For those not familiar with the industry that may not seem like a huge deal, and it isn’t, for the major airlines who will simply pass on the fee to their customers which works out to practically nothing per passenger.  For general aviation users $100 could easily be a large percentage of their overall costs.

Supporters of the fees argue that everyone using the system should pay their fair share, but I guess that all depends on your definition of fair.  Currently the air traffic control system is funded largely by taxes on fuel that are substantially higher for general aviation users than commercial airlines.

The following excerpt from an article at aopa.org gives great insight into the current system and what really should be considered fair.

Paying the 21.9-cents-per-gallon tax on noncommercial jet fuel, operators of a Gulfstream IV business jet would pay about $87 in fuel taxes.
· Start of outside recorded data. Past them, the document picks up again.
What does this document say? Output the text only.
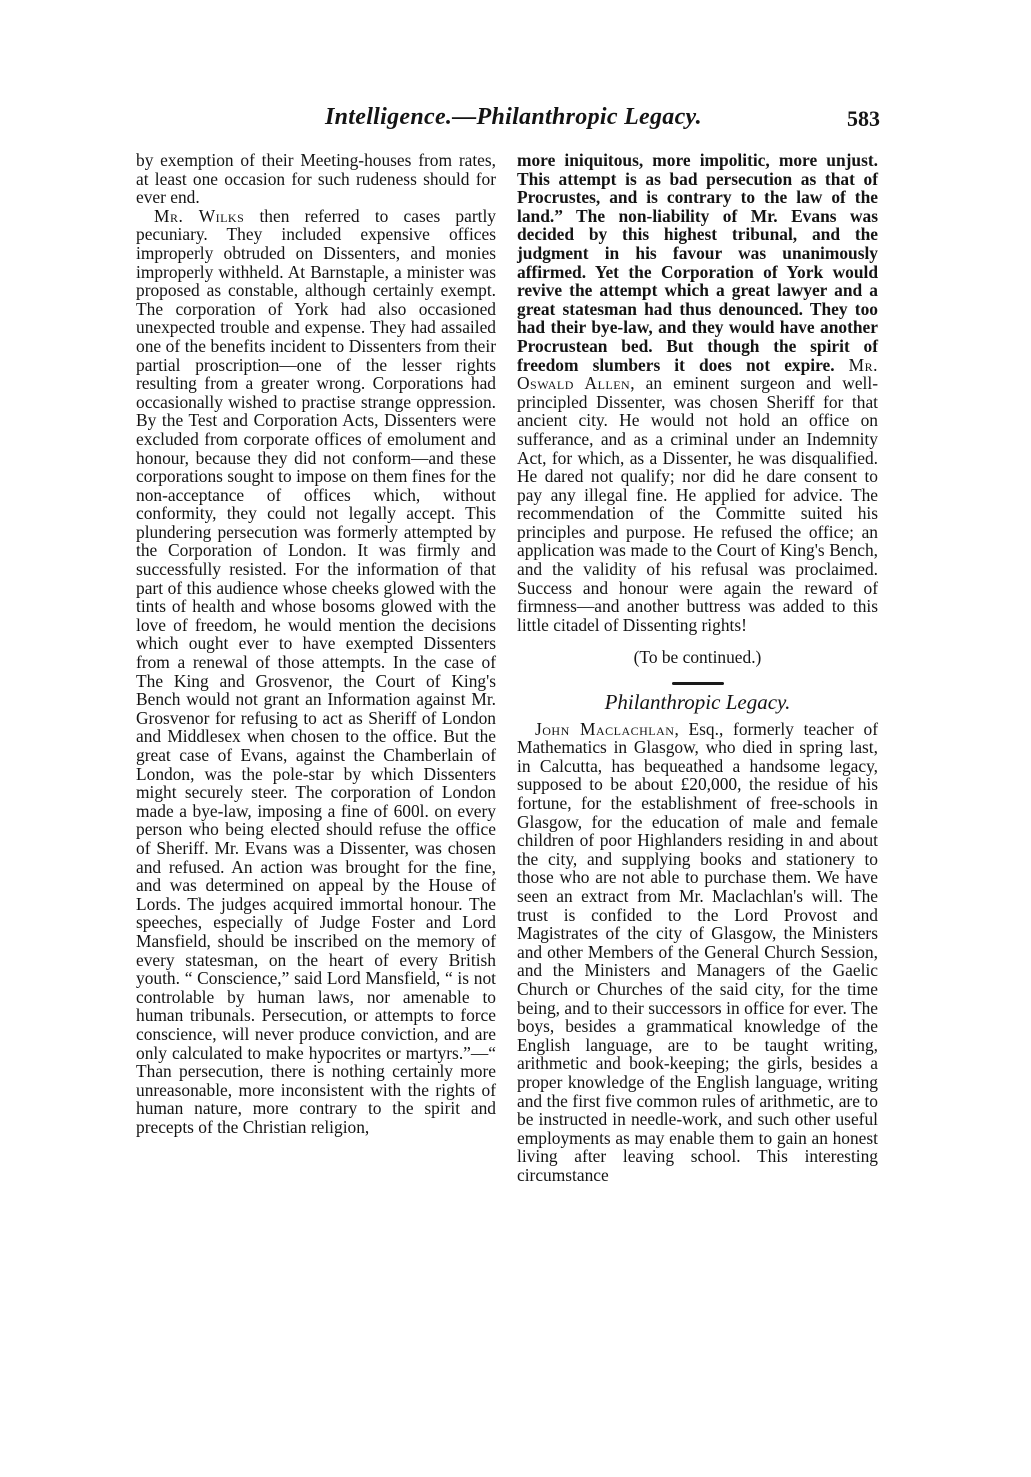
Intelligence.—Philanthropic Legacy.	583

by exemption of their Meeting-houses from rates, at least one occasion for such rudeness should for ever end.

Mr. Wilks then referred to cases partly pecuniary. They included expensive offices improperly obtruded on Dissenters, and monies improperly withheld. At Barnstaple, a minister was proposed as constable, although certainly exempt. The corporation of York had also occasioned unexpected trouble and expense. They had assailed one of the benefits incident to Dissenters from their partial proscription—one of the lesser rights resulting from a greater wrong. Corporations had occasionally wished to practise strange oppression. By the Test and Corporation Acts, Dissenters were excluded from corporate offices of emolument and honour, because they did not conform—and these corporations sought to impose on them fines for the non-acceptance of offices which, without conformity, they could not legally accept. This plundering persecution was formerly attempted by the Corporation of London. It was firmly and successfully resisted. For the information of that part of this audience whose cheeks glowed with the tints of health and whose bosoms glowed with the love of freedom, he would mention the decisions which ought ever to have exempted Dissenters from a renewal of those attempts. In the case of The King and Grosvenor, the Court of King's Bench would not grant an Information against Mr. Grosvenor for refusing to act as Sheriff of London and Middlesex when chosen to the office. But the great case of Evans, against the Chamberlain of London, was the pole-star by which Dissenters might securely steer. The corporation of London made a bye-law, imposing a fine of 600l. on every person who being elected should refuse the office of Sheriff. Mr. Evans was a Dissenter, was chosen and refused. An action was brought for the fine, and was determined on appeal by the House of Lords. The judges acquired immortal honour. The speeches, especially of Judge Foster and Lord Mansfield, should be inscribed on the memory of every statesman, on the heart of every British youth. “ Conscience,” said Lord Mansfield, “ is not controlable by human laws, nor amenable to human tribunals. Persecution, or attempts to force conscience, will never produce conviction, and are only calculated to make hypocrites or martyrs.”—“ Than persecution, there is nothing certainly more unreasonable, more inconsistent with the rights of human nature, more contrary to the spirit and precepts of the Christian religion,

more iniquitous, more impolitic, more unjust. This attempt is as bad persecution as that of Procrustes, and is contrary to the law of the land.” The non-liability of Mr. Evans was decided by this highest tribunal, and the judgment in his favour was unanimously affirmed. Yet the Corporation of York would revive the attempt which a great lawyer and a great statesman had thus denounced. They too had their bye-law, and they would have another Procrustean bed. But though the spirit of freedom slumbers it does not expire. Mr. Oswald Allen, an eminent surgeon and well-principled Dissenter, was chosen Sheriff for that ancient city. He would not hold an office on sufferance, and as a criminal under an Indemnity Act, for which, as a Dissenter, he was disqualified. He dared not qualify; nor did he dare consent to pay any illegal fine. He applied for advice. The recommendation of the Committe suited his principles and purpose. He refused the office; an application was made to the Court of King's Bench, and the validity of his refusal was proclaimed. Success and honour were again the reward of firmness—and another buttress was added to this little citadel of Dissenting rights!

(To be continued.)
Philanthropic Legacy.

John Maclachlan, Esq., formerly teacher of Mathematics in Glasgow, who died in spring last, in Calcutta, has bequeathed a handsome legacy, supposed to be about £20,000, the residue of his fortune, for the establishment of free-schools in Glasgow, for the education of male and female children of poor Highlanders residing in and about the city, and supplying books and stationery to those who are not able to purchase them. We have seen an extract from Mr. Maclachlan's will. The trust is confided to the Lord Provost and Magistrates of the city of Glasgow, the Ministers and other Members of the General Church Session, and the Ministers and Managers of the Gaelic Church or Churches of the said city, for the time being, and to their successors in office for ever. The boys, besides a grammatical knowledge of the English language, are to be taught writing, arithmetic and book-keeping; the girls, besides a proper knowledge of the English language, writing and the first five common rules of arithmetic, are to be instructed in needle-work, and such other useful employments as may enable them to gain an honest living after leaving school. This interesting circumstance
The commercial jet fuel tax is 4.4 cents per gallon; even with a much higher fuel burn, operators of an Airbus A320 would pay about $68 in fuel taxes.

It doesn’t take a rocket scientist to figure out that general aviation aircraft are already paying their fair share.  Unfortunately it appears that the people who are making the decisions don’t seem to understand the industry.

The aforementioned article also points out the ambiguities in the wording of the proposal which further shows the lack of true understanding by the authors.  I’m sure it is not really surprising to anyone that a government proposal would be filled with ambiguities, but it has to call into question the proposals validity.

User fees don’t appear to be a reality in the immediate future, but they also don’t appear to be going completely away.  Having used the current air traffic control system I totally agree that getting the NextGen system up and running is of the utmost importance, but doing it at the expense of the people who use and support that system just doesn’t seem to make sense.